Israel indeed has a proven short fuse when it comes to tolerating WMD development by some of its neighbors. In 1981, Prime Minister Menachem Begin launched a strike on a fledgling nuclear reactor in Iraq. Saddam never recovered his military nuclear capability. In 2007, Israel also attacked a Syrian facility, similarly putting an end to Assad’s nuclear ambitions.
Yet while both Iraq and Syria’s nuclear programs were in their early stages, Assad’s chemical weapons are fully developed. Therefore, destroying them poses risks of an entirely different kind.

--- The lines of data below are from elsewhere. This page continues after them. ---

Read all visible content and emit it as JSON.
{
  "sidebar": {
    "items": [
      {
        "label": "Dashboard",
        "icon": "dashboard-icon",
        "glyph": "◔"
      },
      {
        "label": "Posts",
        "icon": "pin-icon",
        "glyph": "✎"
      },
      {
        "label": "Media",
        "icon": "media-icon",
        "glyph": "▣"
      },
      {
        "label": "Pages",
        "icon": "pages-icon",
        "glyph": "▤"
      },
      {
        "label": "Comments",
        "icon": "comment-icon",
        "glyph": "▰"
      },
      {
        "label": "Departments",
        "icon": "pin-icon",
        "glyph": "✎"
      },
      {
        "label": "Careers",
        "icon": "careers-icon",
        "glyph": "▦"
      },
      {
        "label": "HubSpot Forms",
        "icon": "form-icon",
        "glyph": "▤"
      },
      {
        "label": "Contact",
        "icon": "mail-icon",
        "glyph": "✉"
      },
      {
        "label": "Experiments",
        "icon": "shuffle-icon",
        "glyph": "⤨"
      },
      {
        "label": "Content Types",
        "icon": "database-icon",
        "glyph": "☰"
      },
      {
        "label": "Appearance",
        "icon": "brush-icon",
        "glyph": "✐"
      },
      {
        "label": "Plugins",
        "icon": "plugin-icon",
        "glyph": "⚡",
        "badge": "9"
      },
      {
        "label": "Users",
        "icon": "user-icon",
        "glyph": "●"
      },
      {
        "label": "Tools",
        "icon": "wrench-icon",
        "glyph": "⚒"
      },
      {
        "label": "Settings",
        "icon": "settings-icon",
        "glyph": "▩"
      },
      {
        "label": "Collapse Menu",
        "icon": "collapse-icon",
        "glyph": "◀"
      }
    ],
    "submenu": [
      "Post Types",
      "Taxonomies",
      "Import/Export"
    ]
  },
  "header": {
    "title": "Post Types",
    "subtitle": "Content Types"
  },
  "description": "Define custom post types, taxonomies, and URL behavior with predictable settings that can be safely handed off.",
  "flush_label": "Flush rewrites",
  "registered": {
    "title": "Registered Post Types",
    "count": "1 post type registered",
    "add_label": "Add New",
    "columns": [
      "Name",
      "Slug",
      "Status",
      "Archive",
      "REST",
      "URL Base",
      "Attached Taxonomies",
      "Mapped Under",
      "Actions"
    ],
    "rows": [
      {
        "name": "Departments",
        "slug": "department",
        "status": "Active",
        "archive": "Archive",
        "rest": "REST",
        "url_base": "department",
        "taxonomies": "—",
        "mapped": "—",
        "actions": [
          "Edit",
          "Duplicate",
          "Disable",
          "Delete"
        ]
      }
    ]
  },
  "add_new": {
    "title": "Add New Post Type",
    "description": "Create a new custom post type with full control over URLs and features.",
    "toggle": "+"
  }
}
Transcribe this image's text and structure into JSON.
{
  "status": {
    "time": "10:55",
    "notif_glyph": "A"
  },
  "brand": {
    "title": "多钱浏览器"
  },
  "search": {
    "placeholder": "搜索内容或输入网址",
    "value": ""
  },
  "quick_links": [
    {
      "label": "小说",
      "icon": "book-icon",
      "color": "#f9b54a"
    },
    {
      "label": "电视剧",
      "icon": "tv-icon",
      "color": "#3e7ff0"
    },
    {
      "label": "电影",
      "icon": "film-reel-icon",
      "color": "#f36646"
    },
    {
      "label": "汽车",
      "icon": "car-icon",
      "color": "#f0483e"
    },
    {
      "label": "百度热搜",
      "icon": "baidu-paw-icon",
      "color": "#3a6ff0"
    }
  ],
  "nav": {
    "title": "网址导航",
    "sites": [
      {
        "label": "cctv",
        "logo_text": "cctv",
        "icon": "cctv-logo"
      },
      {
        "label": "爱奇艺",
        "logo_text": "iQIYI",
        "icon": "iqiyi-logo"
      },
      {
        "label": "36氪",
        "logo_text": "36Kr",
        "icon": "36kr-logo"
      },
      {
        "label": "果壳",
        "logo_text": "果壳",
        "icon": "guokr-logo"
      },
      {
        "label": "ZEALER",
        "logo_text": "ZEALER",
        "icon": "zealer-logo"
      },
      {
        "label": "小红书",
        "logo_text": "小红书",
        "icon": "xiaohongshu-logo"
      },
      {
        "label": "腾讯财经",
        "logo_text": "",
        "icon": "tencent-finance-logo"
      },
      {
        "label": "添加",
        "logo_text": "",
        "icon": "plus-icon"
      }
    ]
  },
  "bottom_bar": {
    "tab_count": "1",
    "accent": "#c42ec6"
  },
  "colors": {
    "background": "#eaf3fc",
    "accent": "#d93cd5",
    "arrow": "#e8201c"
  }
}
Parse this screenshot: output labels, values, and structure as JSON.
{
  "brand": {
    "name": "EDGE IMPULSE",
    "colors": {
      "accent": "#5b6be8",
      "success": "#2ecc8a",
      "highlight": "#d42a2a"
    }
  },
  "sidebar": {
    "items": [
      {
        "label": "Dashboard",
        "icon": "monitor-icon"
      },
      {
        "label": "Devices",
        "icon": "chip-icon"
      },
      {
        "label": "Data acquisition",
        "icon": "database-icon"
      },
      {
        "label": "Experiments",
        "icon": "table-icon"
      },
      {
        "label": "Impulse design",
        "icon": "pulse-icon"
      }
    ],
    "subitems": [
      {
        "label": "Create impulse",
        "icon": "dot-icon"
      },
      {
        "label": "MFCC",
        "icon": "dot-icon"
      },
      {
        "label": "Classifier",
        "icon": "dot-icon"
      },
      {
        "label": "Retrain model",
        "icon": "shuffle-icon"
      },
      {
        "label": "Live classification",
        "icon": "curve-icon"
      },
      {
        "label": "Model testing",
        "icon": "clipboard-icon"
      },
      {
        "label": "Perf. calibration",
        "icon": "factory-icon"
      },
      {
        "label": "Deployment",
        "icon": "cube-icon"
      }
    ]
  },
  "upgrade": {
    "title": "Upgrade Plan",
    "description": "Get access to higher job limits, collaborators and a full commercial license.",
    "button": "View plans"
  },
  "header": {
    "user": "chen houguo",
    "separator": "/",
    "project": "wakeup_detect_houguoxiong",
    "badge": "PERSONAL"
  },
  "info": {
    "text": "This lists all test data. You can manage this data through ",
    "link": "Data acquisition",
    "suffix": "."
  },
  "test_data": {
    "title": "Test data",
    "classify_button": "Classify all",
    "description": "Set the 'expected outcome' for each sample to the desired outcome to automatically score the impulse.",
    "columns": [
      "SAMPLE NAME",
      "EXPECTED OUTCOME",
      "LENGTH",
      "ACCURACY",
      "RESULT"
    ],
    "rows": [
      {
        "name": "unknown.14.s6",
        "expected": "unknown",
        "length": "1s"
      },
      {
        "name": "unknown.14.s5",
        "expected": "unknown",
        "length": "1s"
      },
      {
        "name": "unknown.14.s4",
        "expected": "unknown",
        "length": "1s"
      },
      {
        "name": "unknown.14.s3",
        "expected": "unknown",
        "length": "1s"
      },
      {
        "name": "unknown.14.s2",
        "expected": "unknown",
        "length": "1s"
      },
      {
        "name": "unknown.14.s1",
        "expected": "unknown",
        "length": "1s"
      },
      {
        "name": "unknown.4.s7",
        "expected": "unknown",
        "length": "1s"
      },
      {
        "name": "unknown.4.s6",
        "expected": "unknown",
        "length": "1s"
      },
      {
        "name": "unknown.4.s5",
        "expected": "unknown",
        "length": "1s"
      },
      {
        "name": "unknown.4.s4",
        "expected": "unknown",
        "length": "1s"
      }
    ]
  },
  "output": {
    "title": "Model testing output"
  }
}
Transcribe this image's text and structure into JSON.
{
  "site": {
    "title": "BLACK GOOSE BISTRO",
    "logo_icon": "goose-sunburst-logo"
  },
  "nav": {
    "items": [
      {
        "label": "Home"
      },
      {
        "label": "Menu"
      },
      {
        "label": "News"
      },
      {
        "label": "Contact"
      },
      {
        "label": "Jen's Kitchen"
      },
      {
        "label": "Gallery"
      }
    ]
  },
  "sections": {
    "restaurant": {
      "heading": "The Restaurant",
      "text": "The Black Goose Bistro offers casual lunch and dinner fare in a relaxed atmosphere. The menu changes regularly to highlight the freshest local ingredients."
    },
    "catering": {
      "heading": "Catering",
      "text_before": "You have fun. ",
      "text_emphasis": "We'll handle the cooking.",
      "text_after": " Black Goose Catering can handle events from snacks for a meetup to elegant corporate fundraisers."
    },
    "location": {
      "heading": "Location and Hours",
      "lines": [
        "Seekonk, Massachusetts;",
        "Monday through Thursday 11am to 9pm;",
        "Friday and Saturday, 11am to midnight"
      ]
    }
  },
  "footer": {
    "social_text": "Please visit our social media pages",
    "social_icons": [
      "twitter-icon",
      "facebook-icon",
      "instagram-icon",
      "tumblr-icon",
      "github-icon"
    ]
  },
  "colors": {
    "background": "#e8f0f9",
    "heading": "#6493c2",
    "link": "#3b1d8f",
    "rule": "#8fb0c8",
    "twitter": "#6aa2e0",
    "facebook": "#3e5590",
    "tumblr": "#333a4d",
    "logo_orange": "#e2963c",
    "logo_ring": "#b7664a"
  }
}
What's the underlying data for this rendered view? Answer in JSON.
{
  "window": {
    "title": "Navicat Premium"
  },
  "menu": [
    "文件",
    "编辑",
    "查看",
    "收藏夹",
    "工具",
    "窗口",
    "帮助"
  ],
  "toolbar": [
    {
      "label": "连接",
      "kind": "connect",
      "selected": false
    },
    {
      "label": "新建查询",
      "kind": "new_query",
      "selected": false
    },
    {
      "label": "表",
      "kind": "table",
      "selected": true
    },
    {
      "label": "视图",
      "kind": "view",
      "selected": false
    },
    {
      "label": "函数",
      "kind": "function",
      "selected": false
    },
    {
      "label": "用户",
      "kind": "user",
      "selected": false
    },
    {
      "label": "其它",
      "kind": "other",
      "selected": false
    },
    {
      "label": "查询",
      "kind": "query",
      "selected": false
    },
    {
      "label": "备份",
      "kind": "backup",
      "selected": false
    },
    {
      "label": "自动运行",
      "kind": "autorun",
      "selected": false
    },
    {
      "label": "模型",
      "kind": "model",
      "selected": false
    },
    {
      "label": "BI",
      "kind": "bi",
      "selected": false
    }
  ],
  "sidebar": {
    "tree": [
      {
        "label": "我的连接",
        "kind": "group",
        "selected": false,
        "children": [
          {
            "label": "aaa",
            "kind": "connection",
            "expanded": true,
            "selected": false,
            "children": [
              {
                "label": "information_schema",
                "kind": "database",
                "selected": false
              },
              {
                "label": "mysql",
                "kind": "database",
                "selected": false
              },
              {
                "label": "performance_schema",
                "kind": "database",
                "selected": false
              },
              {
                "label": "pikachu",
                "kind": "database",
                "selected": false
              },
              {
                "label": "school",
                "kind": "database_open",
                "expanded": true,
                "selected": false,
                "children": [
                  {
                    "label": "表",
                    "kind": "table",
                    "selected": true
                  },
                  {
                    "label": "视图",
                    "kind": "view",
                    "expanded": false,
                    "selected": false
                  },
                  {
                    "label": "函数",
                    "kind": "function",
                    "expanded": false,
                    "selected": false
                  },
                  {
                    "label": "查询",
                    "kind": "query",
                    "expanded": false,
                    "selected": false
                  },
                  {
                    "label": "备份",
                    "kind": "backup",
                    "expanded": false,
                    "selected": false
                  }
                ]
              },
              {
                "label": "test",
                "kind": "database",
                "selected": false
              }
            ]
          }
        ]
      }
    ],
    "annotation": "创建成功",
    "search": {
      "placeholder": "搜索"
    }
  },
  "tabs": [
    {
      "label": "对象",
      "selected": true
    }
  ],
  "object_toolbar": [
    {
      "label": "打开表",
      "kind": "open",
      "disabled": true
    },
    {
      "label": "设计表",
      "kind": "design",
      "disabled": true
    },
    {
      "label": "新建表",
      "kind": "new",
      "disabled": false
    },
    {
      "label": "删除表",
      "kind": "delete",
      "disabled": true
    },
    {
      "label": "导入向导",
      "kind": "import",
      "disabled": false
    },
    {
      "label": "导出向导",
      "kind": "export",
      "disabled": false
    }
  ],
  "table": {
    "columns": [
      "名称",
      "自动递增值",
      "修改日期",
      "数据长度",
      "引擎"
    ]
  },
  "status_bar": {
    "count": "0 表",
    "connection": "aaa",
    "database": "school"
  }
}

“The risk of operating air strikes is that there may be environmental damage," explains Sofrin. “I’m not sure this is the right thing to do.” Yet he outlines another possibility, choosing his words carefully: “If you know, theoretically speaking, of a convoy leading from Syria to Lebanon, you can send a unit to the proper place and try to halt it, to try and get control over the weapons systems. That’s one possibility — it’s complicated, risky — we are speaking of troops on the ground.”
Such an operation on "enemy soil" in Syria would prove extremely difficult for obvious reasons. The remaining option is an unsettling last minute scenario of intercepting an air-borne missile loaded with chemical weapons. “It depends on what height we hit it," explains Sofrin. “Is it high enough that nothing will come out to the ground and risk someone else, or is it too low, that the chemical weapons will drop out, hit the ground and cause an environmental damage? We will always aim to hit as high as we can in order to neutralize the danger and the risk — but it’s not guaranteed."
Since the summer, gas mask distribution centres around Israel have experienced a surge in demand as the situation in Syria deteriorated. While some Israelis are concerned, Edit Kimchi says she is not worried. “We have the protection since Saddam Hussein,” she says referring to the 1991 Gulf War when the Iraqi dictator launched scud missiles into Israel, rumoured, falsely, to be carrying chemical and biological warheads. “And we’ve had the training and the equipment, so people know what to do. In the context of all our problems, this is a lesser one, it’s not a priority.”
Instead, for Kimchi the main concerns are “the education, economy, housing. And I would say even the sense that we are going somewhere. We, as a country, need to come to a place where we need to see the way ahead.”